9 Replies to “SLW Class 24 – Taking a Brave Pill!”

  1. Cracking Job, There was a Cockshute to Healey Mills freight in the 1970s fits your time period. Healey Mills men knew 24’s for this job possible it could have failed and be used on a tripper before going back over the hills……

  2. I wonder if it’s worth picking out the window frame in dull aluminium, as that jumps out to me as such a neat detail in the original photo too! I’m amazed at the results you get with just washes and pastels, I hope one day you add airbrush too, because I find hencombination of the techniques is what gives a weathered finish real depth and believability and in all my year s I’ve not found anything that gives the same subtle blending effect that a light waft of airbrushing can… or a heavier coating when appropriate.

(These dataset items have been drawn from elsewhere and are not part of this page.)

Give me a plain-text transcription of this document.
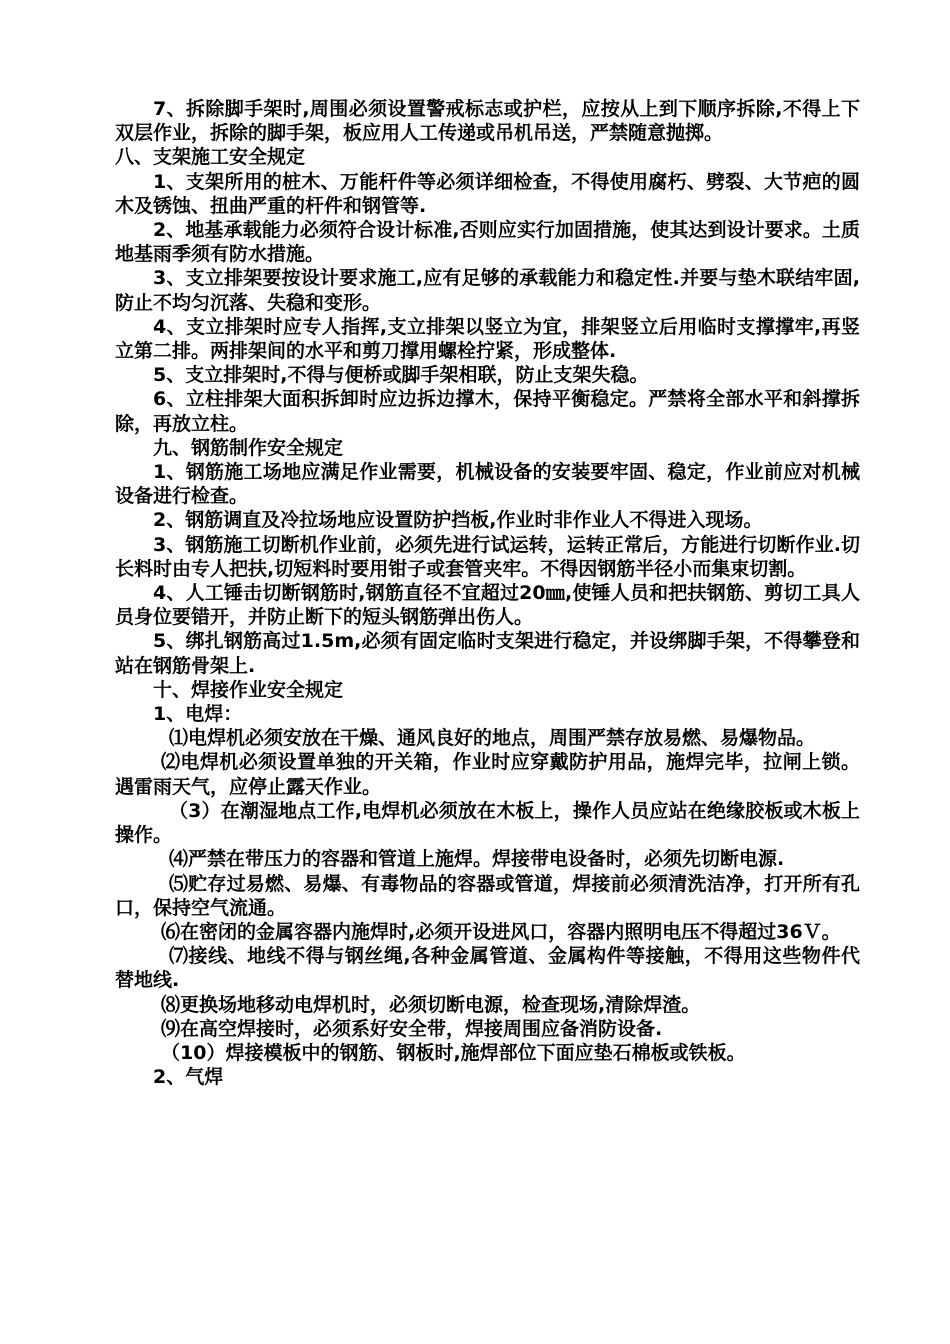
7、拆除脚手架时,周围必须设置警戒标志或护栏，应按从上到下顺序拆除,不得上下双层作业，拆除的脚手架，板应用人工传递或吊机吊送，严禁随意抛掷。

八、支架施工安全规定

1、支架所用的桩木、万能杆件等必须详细检查，不得使用腐朽、劈裂、大节疤的圆木及锈蚀、扭曲严重的杆件和钢管等.

2、地基承载能力必须符合设计标准,否则应实行加固措施，使其达到设计要求。土质地基雨季须有防水措施。

3、支立排架要按设计要求施工,应有足够的承载能力和稳定性.并要与垫木联结牢固,防止不均匀沉落、失稳和变形。

4、支立排架时应专人指挥,支立排架以竖立为宜，排架竖立后用临时支撑撑牢,再竖立第二排。两排架间的水平和剪刀撑用螺栓拧紧，形成整体.

5、支立排架时,不得与便桥或脚手架相联，防止支架失稳。

6、立柱排架大面积拆卸时应边拆边撑木，保持平衡稳定。严禁将全部水平和斜撑拆除，再放立柱。

九、钢筋制作安全规定

1、钢筋施工场地应满足作业需要，机械设备的安装要牢固、稳定，作业前应对机械设备进行检查。

2、钢筋调直及冷拉场地应设置防护挡板,作业时非作业人不得进入现场。

3、钢筋施工切断机作业前，必须先进行试运转，运转正常后，方能进行切断作业.切长料时由专人把扶,切短料时要用钳子或套管夹牢。不得因钢筋半径小而集束切割。

4、人工锤击切断钢筋时,钢筋直径不宜超过20㎜,使锤人员和把扶钢筋、剪切工具人员身位要错开，并防止断下的短头钢筋弹出伤人。

5、绑扎钢筋高过1.5m,必须有固定临时支架进行稳定，并设绑脚手架，不得攀登和站在钢筋骨架上.

十、焊接作业安全规定

1、电焊：

⑴电焊机必须安放在干燥、通风良好的地点，周围严禁存放易燃、易爆物品。

⑵电焊机必须设置单独的开关箱，作业时应穿戴防护用品，施焊完毕，拉闸上锁。遇雷雨天气，应停止露天作业。

（3）在潮湿地点工作,电焊机必须放在木板上，操作人员应站在绝缘胶板或木板上操作。

⑷严禁在带压力的容器和管道上施焊。焊接带电设备时，必须先切断电源.

⑸贮存过易燃、易爆、有毒物品的容器或管道，焊接前必须清洗洁净，打开所有孔口，保持空气流通。

⑹在密闭的金属容器内施焊时,必须开设进风口，容器内照明电压不得超过36Ｖ。

⑺接线、地线不得与钢丝绳,各种金属管道、金属构件等接触，不得用这些物件代替地线.

⑻更换场地移动电焊机时，必须切断电源，检查现场,清除焊渣。

⑼在高空焊接时，必须系好安全带，焊接周围应备消防设备.

（10）焊接模板中的钢筋、钢板时,施焊部位下面应垫石棉板或铁板。

2、气焊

    1. Thanks for your kind comments James, although this one has definitely benefitted from the airbrush treatment too – I tend to use a mix of washes and airbrushing while Oly often avoids the airbrush…. I’d agree on the blending effects though and personally find it key to effectively toning down roofs in particular.
      The window frame in silver is something I thought a

      1. The window frame in silver is something I thought about for a while as to whether to include or not – it’s a tricky one as I tend to like to present my models as part of, and blending into, the larger scene. I’m the first to admit that what I aim to achieve is, I’m essence, an interpretation rather than an absolute in detailing terms, and for that to work I generally think consistency across all models is required.
        Therefore, while the prototype inspired the model, the weathering is still intended to be consistent with my other models, all of which avoid specific ‘stand out’ features – I felt the window frame would likely fall into this category and therefore decided to leave it as is!